The downside for the NBA looks like a non-competitive league. The Warriors will take at least two titles because the money is more than the players could ever want.
Durant’s deal notwithstanding, Mike Conley’s 5-year $153 million dollar deal speaks volumes. It’s more than Durant’s two year deal.
You know THAT Mike Conley, the one with NO all-star appearances and NO championships. Valuations for elite performers make sense, but NBA athletes of lesser skills are receiving exceptional benefit.
And that’s how elements come together to turn what otherwise looks and feels like an explosion into an implosion.
The 2016 NBA Finals Game 7 with LeBron James of the Cleveland Cavaliers was one of the most watched NBA championship in history with 30.8 million TV viewers. The 2013 NBA Finals Game 7 with LeBron James of the Miami Heat – just 3 years ago – garnered 26.2 million TV viewers.
The difference now, and the reason for the big TV contract, is not due to an increase of TV viewers, but rather to the incrementality of platforms.
Sports networks would have you believe that there’s another level of live event interaction. We’re now chasing people AND platforms in the new world order.
ESPN would tell you, and I’m estimating based on a similar premise, that there were approximately 16.4 million additional people interacting with the NBA Finals Game 7 in 2016 vs. the NBA Finals Game 7 in 2013.
All of which gives you the kind of lift you might expect from the long-term deal with the networks. Even though the 3-year TV ratings of the NBA Finals are up 17.6% the 2016 contract is up by 179.6%.

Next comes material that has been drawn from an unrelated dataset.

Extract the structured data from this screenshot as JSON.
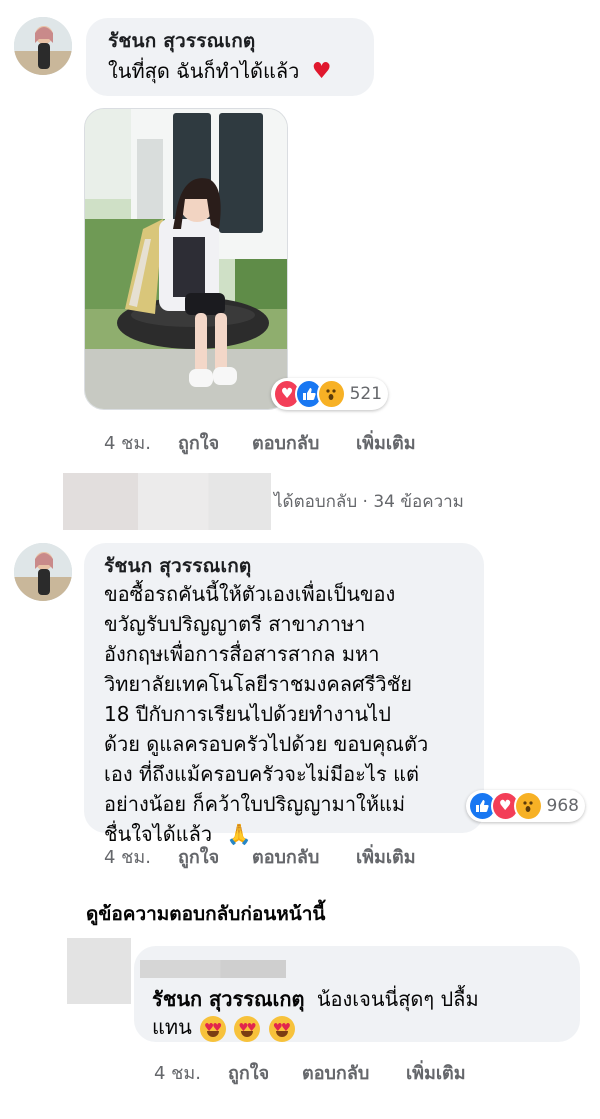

That’s a 1,000% difference and even the most Jordan-esque leap of faith can’t be made unless you’re seeing an entirely different game being played.
Beyond the 30.8 million watching on ABC, the new network is penciling in – by my best guess – 47.2 million viewers.
The way it works? 3.8 million additional people watched through the mobile app oScreen Shot 2016-07-04 at 3.26.06 PMn WatchESPN. 8.2 more million people viewed on laptops or desktops via ESPN’s GameCast. Another 3.4 million watched in-game highlight streams and some 1.9 million more people received text alerts during the game.
Split the difference and you’ll find that in my increasing viewership calculation the NBA would be up 80.2%. We’re halfway home to explaining the huge leap in the new contract; however, the fatal flaw in the calculation is that the same person is being counted more than once.
I participated in Game 7 via no less than four platforms. The new platforms provide continuity and top-line growth; however, one level lower it doesn’t bring that many more people to the game or ironically that much more money.
Don’t misunderstand, the NBA is here to stay.
The house of cards is the television networks. Just like the Roman Empire, they should be weary as they spend large sums of money in an attempt to grow the edges of their television empire.